I don't want to write up a huge post - it would take too much time and too few people would see it. Basically, women go through cycles - both over their lifetime and over a month. The younger women absolutely are attracted to physical and psychological traits of strength and dominance. Same is true for women when they are most sexually fertile during the month. However, this changes over time. Women get more attracted to kinder, loving men later in life, and after their period. This leads us to the famous case of cuckolding - where a women would love to find an Alpha male for sex (aka babies), and have the beta male raise them.

This is actually a pretty common occurrence in primates. I dare say it has happened quite a bit in human history as well. This is also why men have evolved to be very protective of the women they are with - to the point that even fathers exhibit this behavior over their daughters (the image of a dad with a shotgun on the porch as the teenage boy takes his daughter out for a date). So, as expected, this is a mini-arms race in evolutionary terms - where women want alpha males' babies, while with beta males (and men of all sorts wanting only their own babies - fear of cuckolding). So, there have been advantages to both alpha and beta males, and that is why they both exist today, and women want both of them (albeit at different times and for different reasons). The idea that alpha male beat the shit out of beta males and raped their women is hilarious. Just look at any primate society - that doesn't happen even WITHOUT laws and massive cooperation.

So, what does this have to do with D/s? Well, as it turns out - and this may just be my own experience here - the women who are submissive (say on a site like this), are actually looking for the best of both worlds. They want to feel like they are with an Alpha male in the bedroom - but they want the benefits of the beta male outside it. If you don't think so - try publicly dominating or humiliating your sub and see how long that relationship lasts. Also, I suspect many Doms here fit into that mold - dominant in the bedroom and kind/loving outside. Alpha males are obnoxious, and quite frankly, I couldn't see many women wanting to be with them 24/7.

And, to complicate all this, we have society to shape biology. Social forces can actually change how someone develops biologically. Your genes react to their environment in your own lifetime - not the actual code, but what is active at any given moment. This allows for great variations and of course, exceptions to the rules.

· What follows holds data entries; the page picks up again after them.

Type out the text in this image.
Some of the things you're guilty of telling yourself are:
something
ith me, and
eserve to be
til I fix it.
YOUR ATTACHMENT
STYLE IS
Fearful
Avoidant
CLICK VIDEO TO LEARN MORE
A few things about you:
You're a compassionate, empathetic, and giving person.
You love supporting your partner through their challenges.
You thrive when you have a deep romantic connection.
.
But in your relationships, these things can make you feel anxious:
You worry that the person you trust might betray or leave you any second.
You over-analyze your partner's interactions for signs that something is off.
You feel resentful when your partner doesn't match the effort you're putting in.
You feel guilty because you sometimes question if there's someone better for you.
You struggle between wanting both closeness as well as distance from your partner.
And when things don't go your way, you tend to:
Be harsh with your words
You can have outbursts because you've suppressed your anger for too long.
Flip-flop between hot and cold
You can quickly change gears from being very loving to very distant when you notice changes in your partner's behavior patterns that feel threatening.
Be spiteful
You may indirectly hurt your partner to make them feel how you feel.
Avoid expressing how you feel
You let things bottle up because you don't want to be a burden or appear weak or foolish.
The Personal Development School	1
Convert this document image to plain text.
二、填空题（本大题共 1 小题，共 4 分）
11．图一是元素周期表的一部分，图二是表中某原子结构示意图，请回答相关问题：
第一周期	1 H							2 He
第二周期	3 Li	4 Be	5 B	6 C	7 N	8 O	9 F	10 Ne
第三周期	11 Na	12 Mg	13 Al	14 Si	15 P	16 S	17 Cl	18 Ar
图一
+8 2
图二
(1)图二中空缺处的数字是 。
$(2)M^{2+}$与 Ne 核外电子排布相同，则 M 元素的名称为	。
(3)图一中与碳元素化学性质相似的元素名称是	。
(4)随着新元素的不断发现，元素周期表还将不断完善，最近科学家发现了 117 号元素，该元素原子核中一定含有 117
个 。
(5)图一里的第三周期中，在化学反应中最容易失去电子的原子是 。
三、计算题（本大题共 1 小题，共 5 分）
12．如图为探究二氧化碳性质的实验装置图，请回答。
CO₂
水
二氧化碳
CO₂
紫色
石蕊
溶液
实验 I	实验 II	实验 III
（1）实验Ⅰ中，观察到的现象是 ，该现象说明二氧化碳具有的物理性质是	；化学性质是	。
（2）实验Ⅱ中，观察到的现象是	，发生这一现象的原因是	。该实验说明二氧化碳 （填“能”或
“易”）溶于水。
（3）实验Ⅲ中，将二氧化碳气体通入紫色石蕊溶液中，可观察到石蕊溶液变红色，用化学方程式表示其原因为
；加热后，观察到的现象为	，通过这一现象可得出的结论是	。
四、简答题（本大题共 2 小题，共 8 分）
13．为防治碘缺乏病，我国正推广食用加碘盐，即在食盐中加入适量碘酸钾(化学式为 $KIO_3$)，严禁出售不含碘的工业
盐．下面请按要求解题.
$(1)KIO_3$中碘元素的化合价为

So, evolutionary biology and evolutionary psychology have not closed the books on this subject, and chances are, will support this arms race view (competition between alpha males and beta males) for the foreseeable future.




JeffBC -> RE: Dominance and submissiveness in evolutionary biology - what are people's thoughts on this ? (7/12/2016 12:39:59 AM)

quote:

ORIGINAL: GBaxter
Tens of thousands of years ago, humans were tribes of hunters. There were two types of males in this society: alpha and beta males. Alpha males were the dominant, aggressive males, who were at the top of the tribal society and made the rules, while beta males were the smaller, weaker males. They were submissive to the alphas.

I think any argument which is based upon a made-up-from-whole-cloth recounting of human history needs to be taken with several grains of salt.




MizzSpitfire -> RE: Dominance and submissiveness in evolutionary biology - what are people's thoughts on this ? (7/15/2016 2:29:38 AM)

This is a completely and horribly flawed assertion. It's not at all surprising that no title or author is mentioned.